Rhys knelt and hooked a hand under the thing’s lip, standing it upright. A cauldron. Its lid sat nearby, and he drew it over, matching it with the top. Thick walls curved evenly downward, culminating in four lion’s-foot feet. An ornately carved dragon twisted around the outside of the cauldron, and fine gilding swirled around its lip and lid, brimming with mana in some kind of enchantment. The whole cauldron was in remarkably good shape, with one exception. He spun it around, turning the blemish to face him. One side of the cauldron was completely blown out, as if someone had shot a cannonball out from within the cauldron. The steel walls peeled back like a flower’s petals around a roughly circular hole that had been blasted in the thick wall.

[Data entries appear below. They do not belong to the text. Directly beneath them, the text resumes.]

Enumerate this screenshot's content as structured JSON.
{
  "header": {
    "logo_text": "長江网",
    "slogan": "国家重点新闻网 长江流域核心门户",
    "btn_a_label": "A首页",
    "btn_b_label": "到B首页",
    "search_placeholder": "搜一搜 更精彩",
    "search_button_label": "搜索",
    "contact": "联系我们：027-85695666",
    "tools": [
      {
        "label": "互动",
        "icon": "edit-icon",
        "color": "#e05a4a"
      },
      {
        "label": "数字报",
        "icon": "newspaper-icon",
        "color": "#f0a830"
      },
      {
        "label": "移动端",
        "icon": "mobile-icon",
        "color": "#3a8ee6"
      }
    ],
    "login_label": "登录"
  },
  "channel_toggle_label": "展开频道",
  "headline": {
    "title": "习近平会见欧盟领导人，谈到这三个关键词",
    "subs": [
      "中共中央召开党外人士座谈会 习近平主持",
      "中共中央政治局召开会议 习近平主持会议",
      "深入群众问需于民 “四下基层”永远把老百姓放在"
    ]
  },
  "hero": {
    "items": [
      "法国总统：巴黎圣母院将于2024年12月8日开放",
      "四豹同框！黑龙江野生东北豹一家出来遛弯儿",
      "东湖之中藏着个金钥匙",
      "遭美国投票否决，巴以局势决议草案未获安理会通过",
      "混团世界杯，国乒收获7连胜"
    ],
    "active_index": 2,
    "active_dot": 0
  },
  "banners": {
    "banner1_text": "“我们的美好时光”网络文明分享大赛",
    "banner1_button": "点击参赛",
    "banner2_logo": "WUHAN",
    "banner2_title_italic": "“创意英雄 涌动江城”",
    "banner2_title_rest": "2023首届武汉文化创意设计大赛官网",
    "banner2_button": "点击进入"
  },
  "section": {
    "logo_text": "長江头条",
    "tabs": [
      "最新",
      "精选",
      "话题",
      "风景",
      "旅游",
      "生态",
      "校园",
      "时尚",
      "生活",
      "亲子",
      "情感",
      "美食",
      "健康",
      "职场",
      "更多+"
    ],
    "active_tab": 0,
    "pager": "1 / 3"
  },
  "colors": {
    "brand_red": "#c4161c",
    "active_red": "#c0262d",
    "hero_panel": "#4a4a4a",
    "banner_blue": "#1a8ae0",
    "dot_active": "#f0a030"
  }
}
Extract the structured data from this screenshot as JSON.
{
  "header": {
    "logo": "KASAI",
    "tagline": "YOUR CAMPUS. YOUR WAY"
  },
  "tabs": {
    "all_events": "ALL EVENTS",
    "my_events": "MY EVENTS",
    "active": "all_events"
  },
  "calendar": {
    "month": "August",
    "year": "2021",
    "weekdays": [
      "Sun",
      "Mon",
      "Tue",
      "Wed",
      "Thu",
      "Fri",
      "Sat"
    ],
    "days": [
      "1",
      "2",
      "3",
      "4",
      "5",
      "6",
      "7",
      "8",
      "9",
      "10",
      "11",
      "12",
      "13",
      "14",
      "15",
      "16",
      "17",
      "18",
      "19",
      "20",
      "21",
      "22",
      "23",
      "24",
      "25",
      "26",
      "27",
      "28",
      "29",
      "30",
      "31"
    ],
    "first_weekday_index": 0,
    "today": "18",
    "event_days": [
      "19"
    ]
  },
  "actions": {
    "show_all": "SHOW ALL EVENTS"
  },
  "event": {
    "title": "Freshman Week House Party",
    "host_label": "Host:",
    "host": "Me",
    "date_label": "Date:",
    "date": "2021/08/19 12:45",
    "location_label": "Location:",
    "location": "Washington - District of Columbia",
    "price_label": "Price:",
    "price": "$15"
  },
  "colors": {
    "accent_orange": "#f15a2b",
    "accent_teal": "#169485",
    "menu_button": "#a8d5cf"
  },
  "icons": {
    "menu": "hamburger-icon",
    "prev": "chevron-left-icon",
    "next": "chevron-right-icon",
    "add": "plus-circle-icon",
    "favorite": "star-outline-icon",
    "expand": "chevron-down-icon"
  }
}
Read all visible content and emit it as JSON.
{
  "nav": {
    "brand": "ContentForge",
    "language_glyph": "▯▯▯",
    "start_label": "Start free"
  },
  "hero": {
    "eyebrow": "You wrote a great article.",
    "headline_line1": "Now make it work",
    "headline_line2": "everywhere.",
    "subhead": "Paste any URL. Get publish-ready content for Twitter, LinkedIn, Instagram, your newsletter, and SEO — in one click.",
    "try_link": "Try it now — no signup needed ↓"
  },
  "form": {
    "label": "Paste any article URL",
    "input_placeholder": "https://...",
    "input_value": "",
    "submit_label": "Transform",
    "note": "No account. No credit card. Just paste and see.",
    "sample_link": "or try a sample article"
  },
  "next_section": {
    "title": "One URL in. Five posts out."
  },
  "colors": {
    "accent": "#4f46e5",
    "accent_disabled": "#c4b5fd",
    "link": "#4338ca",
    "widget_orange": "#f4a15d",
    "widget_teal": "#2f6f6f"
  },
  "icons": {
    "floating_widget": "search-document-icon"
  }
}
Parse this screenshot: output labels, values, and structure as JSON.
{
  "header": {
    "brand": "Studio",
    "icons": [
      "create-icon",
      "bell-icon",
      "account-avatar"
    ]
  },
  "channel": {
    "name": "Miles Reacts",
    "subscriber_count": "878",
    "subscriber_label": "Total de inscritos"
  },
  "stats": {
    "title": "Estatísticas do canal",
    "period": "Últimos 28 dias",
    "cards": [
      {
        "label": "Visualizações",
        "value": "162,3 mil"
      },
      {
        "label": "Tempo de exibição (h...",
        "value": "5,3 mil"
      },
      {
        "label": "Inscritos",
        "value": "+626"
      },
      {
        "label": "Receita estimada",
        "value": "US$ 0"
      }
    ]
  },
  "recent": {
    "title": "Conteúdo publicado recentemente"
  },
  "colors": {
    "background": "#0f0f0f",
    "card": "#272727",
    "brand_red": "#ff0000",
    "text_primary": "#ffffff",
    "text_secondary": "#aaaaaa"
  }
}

He twisted his lips. His old cauldron was, well, just an ordinary cauldron, and even with Trash Intent, it had been struggling to retain its shape for some time now. He’d been using the liquid technique to hold impurities away from the wall, leaving some water between the metal inner wall and the corrosive impurities so the water mitigated the damage, but even so, the bottom was getting thin. This cauldron would do nicely to replace it, and not only that, but if it was as strong as it felt, it would last him for quite some time.
If not for that glaring hole in its side.
Rhys pursed his lips, thinking. He pulled at his own clothes, then looked at the new cauldron. He’d used trash-based comprehension to merge trash clothes into his robes. True, he’d also had a high understanding of clothesmaking, but the base concept remained the same. If he could up his understanding of forging, then, by merging forging and trash knowledge, he could probably repair this cauldron. It was worth a shot, anyways.
Gesturing, he sent the cauldron into his storage ring. A project for a later date…or rather, a task for him during his downtime at the tournament. Infinite Constellation didn’t have forging classes, but Purple Dawn did. The spiel Mouse had given them included an invitation to sit in on any classes. With Ernesto on the mind, he’d been a little suspicious of the offer being an attempt to sabotage their futures with false ‘classes’ that taught false ‘truths,’ but on deeper thought, rather than an attempt to sabotage their future as mages, it was far more likely that they were invited to sit in on the classes so they could see how high-quality the education at Purple Dawn was, so the more powerful school could poach the most powerful students from the lesser schools.
After all, they were the cream of the crop, the ones the little schools had sent to the tournament to show off the peak of their strength. Purple Dawn stood to gain much more by currying favor with the most powerful student mages with the most potential, rather than giving them false instruction. Sure, it might fool a few of the stupider martial students, but anyone who realized what was happening would hold a grudge against Purple Dawn, and if they, the students with the highest potential, became powerful enough later in their magehood and held a grudge, they could inflict a good deal of damage on Purple Dawn. Far better that they looked back on their tournament experience with fond eyes.
The light from overhead cut off. Rhys startled and whipped around. Oh shit! The trash is falling—
A figure stood on the lip of the hole, eclipsing the sun. They wore flowing white robes, as immaculate as Rhys was filthy. In one hand, they held a sword, bare blade glinting in the sunlight. Rhys squinted, trying to make out their face, only to realize it wasn’t possible. The man wore a mask, one with no more than eyeholes on a featureless white face.
Rhys’ heart sunk. I take it back. I would rather have the trash fall on me. He was cornered, like a rat in a hole, with no way out but through.